Kaepernick and Ponder have each helped themselves this week with strong performances. Sure, they'd like a strong finish to their week, but a ho-hum game will not hurt the impression they've already made on scouts.
Locker, however, has more riding on the game than the others due to his mediocre practices. That fact, as well as his re-discovered mobility could result in a strong, perhaps even MVP, performance.
The Senior Bowl will be televised by the NFL Network.
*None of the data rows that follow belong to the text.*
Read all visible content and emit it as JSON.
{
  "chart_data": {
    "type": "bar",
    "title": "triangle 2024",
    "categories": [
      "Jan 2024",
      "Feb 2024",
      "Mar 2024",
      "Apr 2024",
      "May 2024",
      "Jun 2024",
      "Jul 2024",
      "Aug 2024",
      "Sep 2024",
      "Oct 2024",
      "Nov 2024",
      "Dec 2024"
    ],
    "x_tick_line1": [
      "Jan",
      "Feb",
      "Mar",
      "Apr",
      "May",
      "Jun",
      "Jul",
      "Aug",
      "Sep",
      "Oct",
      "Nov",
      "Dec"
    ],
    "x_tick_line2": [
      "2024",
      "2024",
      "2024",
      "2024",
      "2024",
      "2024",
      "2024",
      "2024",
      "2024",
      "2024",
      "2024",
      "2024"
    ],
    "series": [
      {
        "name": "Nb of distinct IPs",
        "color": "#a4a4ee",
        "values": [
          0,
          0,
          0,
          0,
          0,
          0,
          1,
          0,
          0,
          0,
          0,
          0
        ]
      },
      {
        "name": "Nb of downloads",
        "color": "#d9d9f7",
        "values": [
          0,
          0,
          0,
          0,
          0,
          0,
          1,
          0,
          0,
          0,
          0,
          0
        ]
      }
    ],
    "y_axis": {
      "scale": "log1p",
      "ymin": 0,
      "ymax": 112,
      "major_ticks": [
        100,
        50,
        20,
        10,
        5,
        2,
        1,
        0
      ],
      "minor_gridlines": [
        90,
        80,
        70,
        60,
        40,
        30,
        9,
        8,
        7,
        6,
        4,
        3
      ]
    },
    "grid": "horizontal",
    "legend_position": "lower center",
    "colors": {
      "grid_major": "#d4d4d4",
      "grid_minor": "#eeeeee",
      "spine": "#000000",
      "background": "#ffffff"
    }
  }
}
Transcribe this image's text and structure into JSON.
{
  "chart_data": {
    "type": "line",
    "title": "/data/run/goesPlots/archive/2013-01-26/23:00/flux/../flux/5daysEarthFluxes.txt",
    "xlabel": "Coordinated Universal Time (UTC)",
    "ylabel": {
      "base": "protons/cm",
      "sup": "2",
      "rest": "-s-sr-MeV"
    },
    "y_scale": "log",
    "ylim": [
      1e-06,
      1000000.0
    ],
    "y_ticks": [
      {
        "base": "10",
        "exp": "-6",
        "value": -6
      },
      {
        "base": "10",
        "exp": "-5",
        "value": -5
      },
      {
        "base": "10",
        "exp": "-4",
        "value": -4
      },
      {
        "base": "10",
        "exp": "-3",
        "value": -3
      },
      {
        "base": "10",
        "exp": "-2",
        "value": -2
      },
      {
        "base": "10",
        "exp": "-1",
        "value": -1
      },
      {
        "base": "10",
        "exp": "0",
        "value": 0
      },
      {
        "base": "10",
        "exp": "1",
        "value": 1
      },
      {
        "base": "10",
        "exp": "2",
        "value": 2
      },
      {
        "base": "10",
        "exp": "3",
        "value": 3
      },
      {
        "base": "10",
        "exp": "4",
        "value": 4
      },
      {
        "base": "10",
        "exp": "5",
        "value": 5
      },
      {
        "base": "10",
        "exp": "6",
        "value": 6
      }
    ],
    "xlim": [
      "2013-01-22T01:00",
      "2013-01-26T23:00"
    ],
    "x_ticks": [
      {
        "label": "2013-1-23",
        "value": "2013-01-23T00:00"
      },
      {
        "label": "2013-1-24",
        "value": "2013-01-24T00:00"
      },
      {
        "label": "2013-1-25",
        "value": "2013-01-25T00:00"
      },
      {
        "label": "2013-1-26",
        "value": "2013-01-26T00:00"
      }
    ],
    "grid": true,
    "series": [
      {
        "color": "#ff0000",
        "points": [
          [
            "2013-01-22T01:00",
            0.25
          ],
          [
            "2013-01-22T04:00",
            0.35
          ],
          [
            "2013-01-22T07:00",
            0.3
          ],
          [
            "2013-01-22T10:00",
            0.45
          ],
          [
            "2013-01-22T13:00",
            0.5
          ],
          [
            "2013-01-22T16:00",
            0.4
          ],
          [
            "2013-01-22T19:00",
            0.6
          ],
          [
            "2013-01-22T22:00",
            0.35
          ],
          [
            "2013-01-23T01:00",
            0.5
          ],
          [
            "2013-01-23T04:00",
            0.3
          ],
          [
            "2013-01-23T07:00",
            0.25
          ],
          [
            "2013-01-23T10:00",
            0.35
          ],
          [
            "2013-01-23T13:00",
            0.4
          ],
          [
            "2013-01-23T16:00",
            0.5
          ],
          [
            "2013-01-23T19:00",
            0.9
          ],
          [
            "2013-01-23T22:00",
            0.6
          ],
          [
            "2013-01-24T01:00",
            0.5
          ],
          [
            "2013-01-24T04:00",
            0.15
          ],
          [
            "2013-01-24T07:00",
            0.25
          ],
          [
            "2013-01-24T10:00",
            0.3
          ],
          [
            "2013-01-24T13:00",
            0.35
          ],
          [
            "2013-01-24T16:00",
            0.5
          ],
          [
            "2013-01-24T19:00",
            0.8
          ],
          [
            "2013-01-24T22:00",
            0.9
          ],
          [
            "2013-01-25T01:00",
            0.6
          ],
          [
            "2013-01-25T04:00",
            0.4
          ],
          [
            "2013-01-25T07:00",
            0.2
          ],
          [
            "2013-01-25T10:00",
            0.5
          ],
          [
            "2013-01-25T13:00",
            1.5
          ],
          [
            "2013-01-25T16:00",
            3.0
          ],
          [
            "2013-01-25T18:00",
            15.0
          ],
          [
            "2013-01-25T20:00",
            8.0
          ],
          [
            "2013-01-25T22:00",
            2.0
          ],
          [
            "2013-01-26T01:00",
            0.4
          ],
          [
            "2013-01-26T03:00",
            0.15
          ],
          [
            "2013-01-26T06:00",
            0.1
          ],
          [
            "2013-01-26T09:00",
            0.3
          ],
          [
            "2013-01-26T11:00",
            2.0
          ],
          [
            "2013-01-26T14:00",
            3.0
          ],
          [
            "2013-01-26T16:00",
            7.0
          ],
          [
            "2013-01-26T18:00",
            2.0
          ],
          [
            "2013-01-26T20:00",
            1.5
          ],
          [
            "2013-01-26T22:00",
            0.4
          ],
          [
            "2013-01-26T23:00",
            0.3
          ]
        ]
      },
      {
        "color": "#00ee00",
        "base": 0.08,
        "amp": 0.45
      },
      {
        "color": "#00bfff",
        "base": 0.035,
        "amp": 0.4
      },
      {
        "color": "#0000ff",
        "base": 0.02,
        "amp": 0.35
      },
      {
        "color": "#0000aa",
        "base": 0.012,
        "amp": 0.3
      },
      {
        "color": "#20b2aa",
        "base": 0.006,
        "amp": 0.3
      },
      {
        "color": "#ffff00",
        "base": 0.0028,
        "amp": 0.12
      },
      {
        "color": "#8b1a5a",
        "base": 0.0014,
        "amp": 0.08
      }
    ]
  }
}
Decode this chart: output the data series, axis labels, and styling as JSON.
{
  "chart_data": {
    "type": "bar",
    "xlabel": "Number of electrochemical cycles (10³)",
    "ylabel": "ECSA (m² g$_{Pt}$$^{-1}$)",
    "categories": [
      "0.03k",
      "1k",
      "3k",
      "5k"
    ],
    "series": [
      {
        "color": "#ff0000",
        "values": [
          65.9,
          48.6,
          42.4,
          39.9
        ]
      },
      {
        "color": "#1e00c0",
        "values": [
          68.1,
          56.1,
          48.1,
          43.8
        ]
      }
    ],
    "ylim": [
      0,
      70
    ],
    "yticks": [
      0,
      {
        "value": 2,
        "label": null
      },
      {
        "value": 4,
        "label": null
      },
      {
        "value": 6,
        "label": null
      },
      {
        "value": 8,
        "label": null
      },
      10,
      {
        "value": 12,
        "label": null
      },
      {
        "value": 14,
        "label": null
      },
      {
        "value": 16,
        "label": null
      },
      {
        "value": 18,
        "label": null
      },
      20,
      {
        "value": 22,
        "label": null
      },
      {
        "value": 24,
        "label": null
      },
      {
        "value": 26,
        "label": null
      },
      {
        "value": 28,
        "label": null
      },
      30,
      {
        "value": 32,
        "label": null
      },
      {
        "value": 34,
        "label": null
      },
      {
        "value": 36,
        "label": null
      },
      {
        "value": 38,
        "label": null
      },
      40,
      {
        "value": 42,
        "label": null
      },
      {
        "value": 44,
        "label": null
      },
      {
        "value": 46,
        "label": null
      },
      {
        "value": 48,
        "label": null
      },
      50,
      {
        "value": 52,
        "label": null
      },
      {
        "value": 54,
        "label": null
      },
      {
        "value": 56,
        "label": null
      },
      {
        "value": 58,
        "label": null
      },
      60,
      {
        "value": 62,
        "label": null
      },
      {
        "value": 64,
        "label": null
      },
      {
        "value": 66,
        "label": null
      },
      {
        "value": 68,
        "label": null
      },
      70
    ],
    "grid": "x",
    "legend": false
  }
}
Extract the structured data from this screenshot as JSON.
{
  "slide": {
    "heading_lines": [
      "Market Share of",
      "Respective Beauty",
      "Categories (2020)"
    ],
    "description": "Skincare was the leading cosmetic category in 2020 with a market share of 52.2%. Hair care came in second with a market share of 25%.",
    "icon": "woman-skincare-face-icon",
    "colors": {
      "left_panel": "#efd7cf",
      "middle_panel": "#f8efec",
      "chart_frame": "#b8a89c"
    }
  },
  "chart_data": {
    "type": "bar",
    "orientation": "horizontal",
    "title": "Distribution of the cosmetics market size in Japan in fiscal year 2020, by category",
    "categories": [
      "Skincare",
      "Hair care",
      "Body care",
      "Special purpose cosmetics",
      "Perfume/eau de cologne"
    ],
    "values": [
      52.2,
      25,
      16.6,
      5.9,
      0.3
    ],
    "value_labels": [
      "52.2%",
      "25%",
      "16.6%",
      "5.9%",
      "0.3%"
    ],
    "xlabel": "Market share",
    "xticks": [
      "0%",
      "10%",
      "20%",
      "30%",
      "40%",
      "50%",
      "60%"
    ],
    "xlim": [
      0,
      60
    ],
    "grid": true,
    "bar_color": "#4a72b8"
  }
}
It begins at 4 pm EST.
Posted on: January 13, 2011 12:37 pm
South Carolina defensive end Cliff Matthews is turning down an opportunity to play in the East-West Shrine, contrary to the fact that the game and its organizers' official website have indicated that he had accepted their invitation and will play.
According to the website GamecocksOnline.com, Matthews was flattered to be invited to the all-star game but felt that focusing on his academics and preparing for workouts at the Combine and his Pro Day were more important.
While some might question the competitive fire of any player giving up an opportunity to play in front of scouts in a venue such as the East-West Shrine game, Matthews is known as a hard-working, blue collar player. His 47 career starts, in fact, broke the South Carolina record.
Mathews earned Second Team All-SEC honors as a senior with 44 tackles, 8.5 tackles for loss, and 5.5 sacks in 2010. His four forced fumbles led South Carolina and ranked second in the SEC. He was at his best in South Carolina's final game, a 26-17 loss to Florida State in the Chick-fil-A Bowl on December 31. Matthews posted six tackles, two tackles for loss, a sack and a forced fumble in the contest.
NFLDraftScout.com rates the 6-4, 268 pound Matthews as a 4th-5th round pick and the No. 16 DE in a talented senior class.
Posted on: December 10, 2010 1:35 pm
Pat Devlin , NFLDraftScout.com's No. 3 rated senior quarterback, gets a rare national television opportunity tonight when he and his Delaware teammates take on New Hampshire in the FCS quarterfinals.
Devlin originally signed with Penn State out of high school but transferred to Delaware after being beaten out for the Nittany Lions' starting job by Daryll Clark.
Devlin has starred for the Blue Hens since the transfer, immediately emerging as one of the top quarterbacks in Colonial Athletic Association in 2009 and earning the CAA Offensive Player of the Year award this season despite being hampered by a broken bone in his left (non-throwing) wrist. The injury limited Devlin in several contests and sidelined him against Duquesne.
Devlin's numbers aren't gaudy (2,414 passing yards and 18 TDs) despite the fact that he operates out of a QB-friendly spread attack for the Blue Hens. However, his 67.8% completion rate and only two interceptions this season certainly catch your attention. Scouts like his mobility, smarts and accuracy in the short to intermediate range but know that Delaware's scheme protects him.
Considering the inconsistencies of Washington's Jake Locker and Florida State's Christian Ponder this season, Devlin could make a push up the board with a strong performance in this game and in any all-star games he's invited to.
The all-star games, in fact, will likely make or break Devlin's chances at breaking into the first three rounds of the draft. There, scouts will ask Devlin to operate out of a pro-style offense that will force him to make the multiple reads and throw the deeper passes through tighter windows that he'll face at the NFL level.
Devlin is often compared to Joe Flacco, who preceded him at Delaware. The comparison is a pretty lazy one. Devlin is shorter, slighter and more athletic. He relies on timing and accuracy to complete his throws -- quite the opposite of the Ravens' 6-6, 238 pound strong-armed Flacco.
This game will be televised by ESPN2 and begins at 8:00 pm EST.